Herbert Eugene Ives (1882–1953)


Born in Philadelphia, Ives' was trained by his father in optics, photography and imaging. According to the AT&T website, the elder Ives invented techniques for colour photography and the half-tone process that made the publication of photographs in newspapers and magazines possible.

Herbert worked for his father as an assistant and plant foreman while still a teenager. In 1905, he earned a bachelor's degree from the University of Pennsylvania. In 1908 he earned his doctorate in physics from The Johns Hopkins University with a dissertation on colour photography. Ives held several industrial positions before joining the U.S. Army Signal Corps in 1918 as head of aerial research.
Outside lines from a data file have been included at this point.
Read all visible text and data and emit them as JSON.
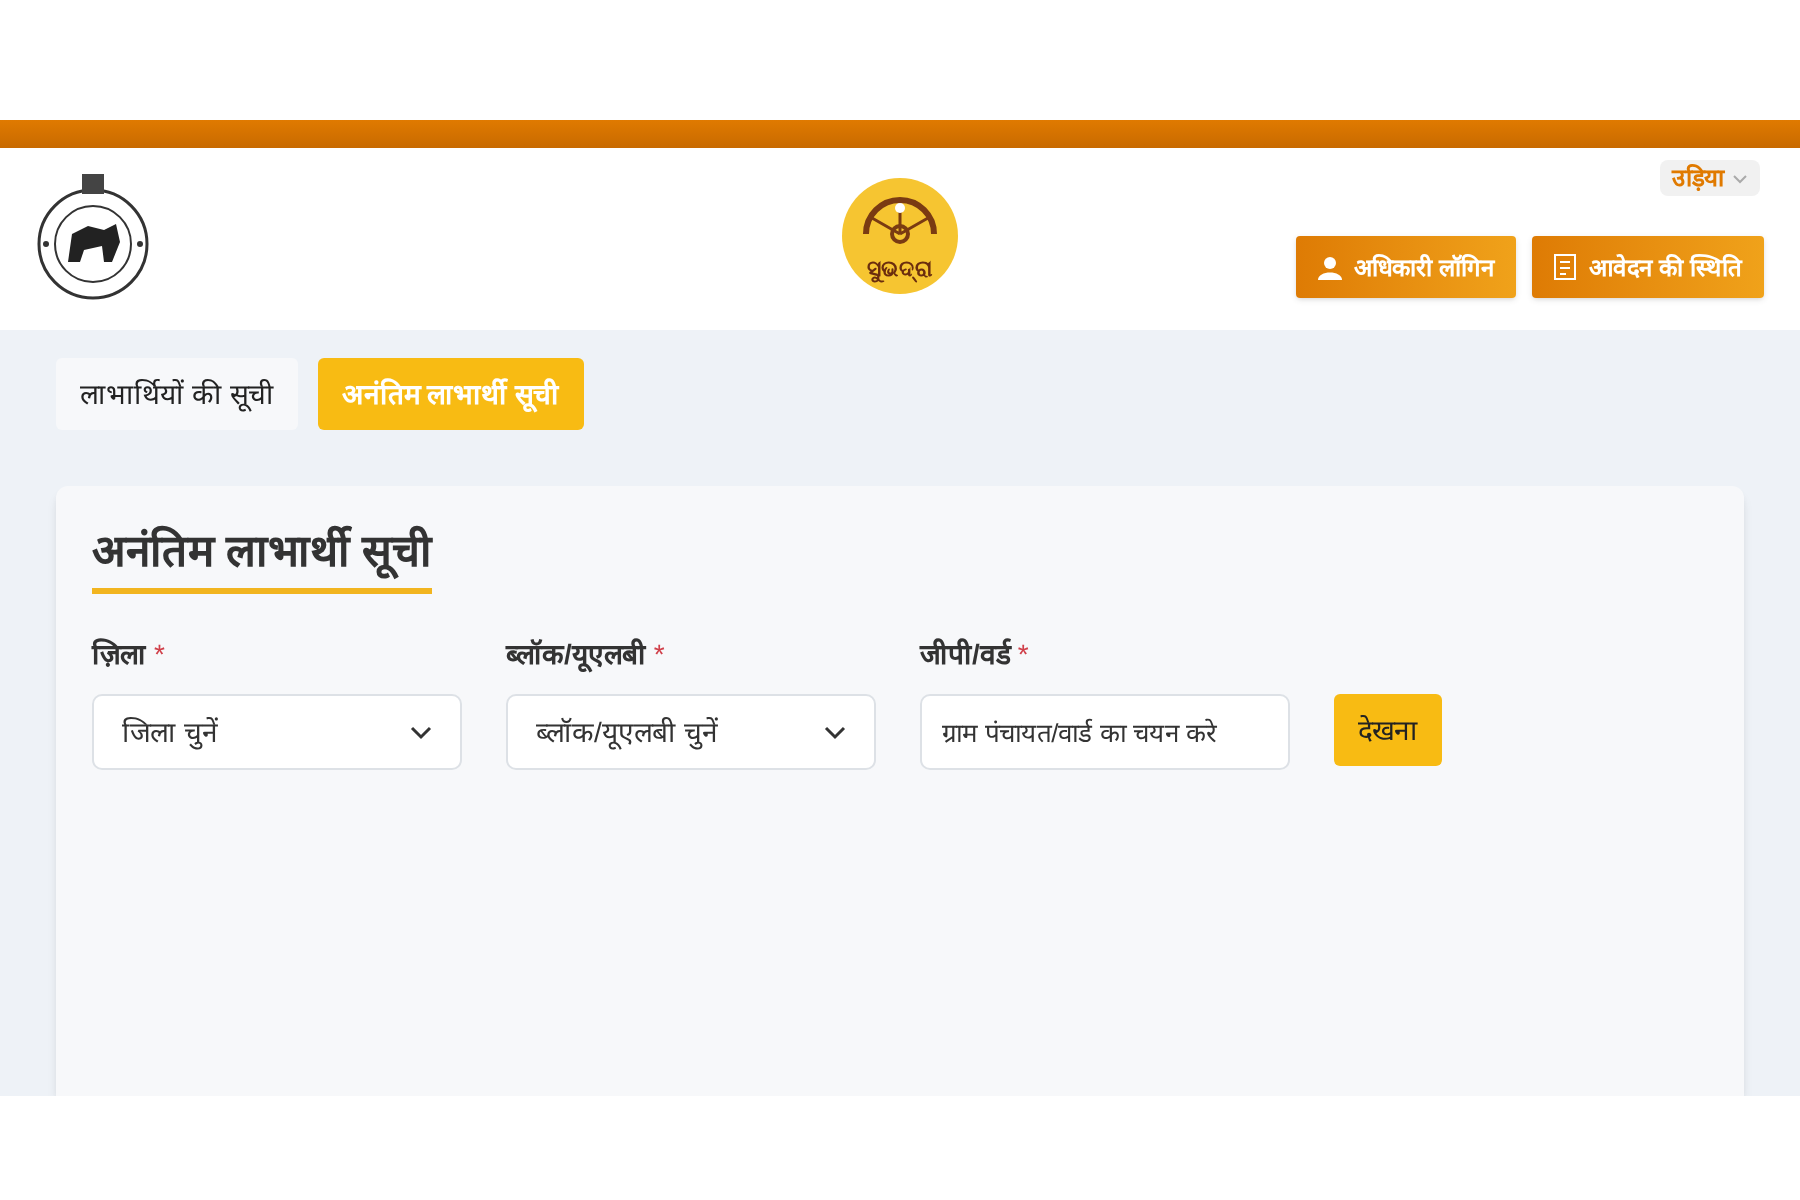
{
  "header": {
    "logo_text": "ସୁଭଦ୍ରା",
    "language": "उड़िया",
    "buttons": [
      {
        "kind": "login",
        "label": "अधिकारी लॉगिन"
      },
      {
        "kind": "status",
        "label": "आवेदन की स्थिति"
      }
    ]
  },
  "tabs": [
    {
      "label": "लाभार्थियों की सूची",
      "selected": false
    },
    {
      "label": "अनंतिम लाभार्थी सूची",
      "selected": true
    }
  ],
  "card": {
    "title": "अनंतिम लाभार्थी सूची",
    "fields": [
      {
        "kind": "select",
        "label": "ज़िला",
        "required_mark": "*",
        "placeholder": "जिला चुनें"
      },
      {
        "kind": "select",
        "label": "ब्लॉक/यूएलबी",
        "required_mark": "*",
        "placeholder": "ब्लॉक/यूएलबी चुनें"
      },
      {
        "kind": "text",
        "label": "जीपी/वर्ड",
        "required_mark": "*",
        "placeholder": "ग्राम पंचायत/वार्ड का चयन करे"
      }
    ],
    "button": "देखना"
  }
}
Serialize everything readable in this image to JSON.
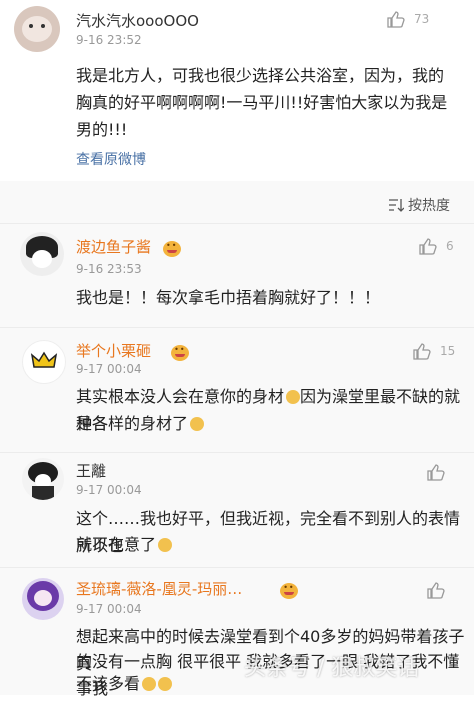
{
  "post": {
    "user": "汽水汽水oooOOO",
    "time": "9-16 23:52",
    "likes": "73",
    "lines": [
      "我是北方人，可我也很少选择公共浴室，因为，我的",
      "胸真的好平啊啊啊啊!一马平川!!好害怕大家以为我是",
      "男的!!!"
    ],
    "view_original": "查看原微博"
  },
  "sort_label": "按热度",
  "comments": [
    {
      "user": "渡边鱼子酱",
      "time": "9-16 23:53",
      "likes": "6",
      "lines": [
        "我也是！！每次拿毛巾捂着胸就好了！！！"
      ]
    },
    {
      "user": "举个小栗砸",
      "time": "9-17 00:04",
      "likes": "15",
      "lines": [
        "其实根本没人会在意你的身材",
        "因为澡堂里最不缺的就是各",
        "种各样的身材了"
      ]
    },
    {
      "user": "王離",
      "time": "9-17 00:04",
      "likes": "",
      "lines": [
        "这个……我也好平，但我近视，完全看不到别人的表情所以也",
        "就不在意了"
      ]
    },
    {
      "user": "圣琉璃-薇洛-凰灵-玛丽…",
      "time": "9-17 00:04",
      "likes": "",
      "lines": [
        "想起来高中的时候去澡堂看到个40多岁的妈妈带着孩子 真",
        "的没有一点胸 很平很平 我就多看了一眼 我错了我不懂事我",
        "不该多看"
      ]
    }
  ],
  "watermark": "头条号 / 狠叔笑话"
}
Ives joined AT&T's research division in 1919. His first major responsibility was to develop commercial telephotography, a system that is very similar to yesterday's fax machines, transmitting still photographs via telephone lines. AT&T demonstrated their new telephotography system in 1924, and offered it as a commercial product in 1925. The main customers were newspapers.

In January 1925, Ives proposed speeding up the AT&T facsimilie system "to the point where the product would be television." By December 1925, he had devised an electromechanical system that could transmit images from one laboratory bench to the next. Popular accounts usually leave out the fact that the source image was a still slide. The slide was later replaced by movie film, driven from a projector in synchronism with the mechanically linked transmitting and receiving Nipkow discs.

Dr. Frank Gray contributed a mechanical television camera based on the flying spot system, which illuminated the subject with a rapidly moving, narrow beam of light. Harry Stoller contributed a system for keeping the transmitter and receiver synchronized. Ives first demonstrated this apparatus to AT&T executives on March 10th, 1926. The executives talked to one another via "video telephone". The picture was low-definition with 50 lines of resolution at 16 frames per second—but the image of a human face was recognizable, seen via a 2-inch-by-2½-inch window.

AT&T's interest was in achieving long-distance television, and at this point Ives directed vast manpower towards refining his system. By April 27th, 1927, Ives and at least 200 engineers, scientists and technicians he coordinated contributed to the first demonstration of long-distance television. The transmission was made from Washington D.C. to New York City, a distance of over 200 miles. This consisted of an address by Secretary of Commerce Herbert Hoover, the first televised speech.

Historian R.W. Burns pointed out that, although Ives' television system was superbly engineered, it did not introduce any radically new ideas to television technology. An eminent French physicist, Dauvillier, who saw the demonstration, commented in the Revue General de L'Electricitie: "Finally, the Bell Telephone Company recently succeeded in transmitting to a considerable distance the human face, using (without acknowledgement) the Baird system". On May 24th-26th, 1927 Baird responded with a longer-distance television transmission from London to Glasgow, a distance of 438 miles.

Ives demonstrated a colour television system in 1929 that was similar to that first demonstrated by Baird in 1928. In 1930, he demonstrated two-way television (or picture phone), using video telephone booths connecting the AT&T and Bell Labs headquarters buildings in New York. In 1937, it was the transmission of high-resolution television over coaxial cable. Despite these accomplishments, AT&T's interest in developing television technology waned during the 30s, with American conglomerate RCA picking up where AT&T had left off.

Ives produced scientific papers on the photoelectric effect and on the Doppler effect as it pertains to Albert Einstein's theory of special relativity. Ives was also known for disagreeing with Einstein on relativity. During World War II, he worked on night-vision devices, for which the United States awarded him the Medal of Merit, its highest civilian honor.

Ives retired in 1947. He had published more than 200 papers, and secured more than 100 patents. He died in Montclair, N.J. on Nov. 13, 1953.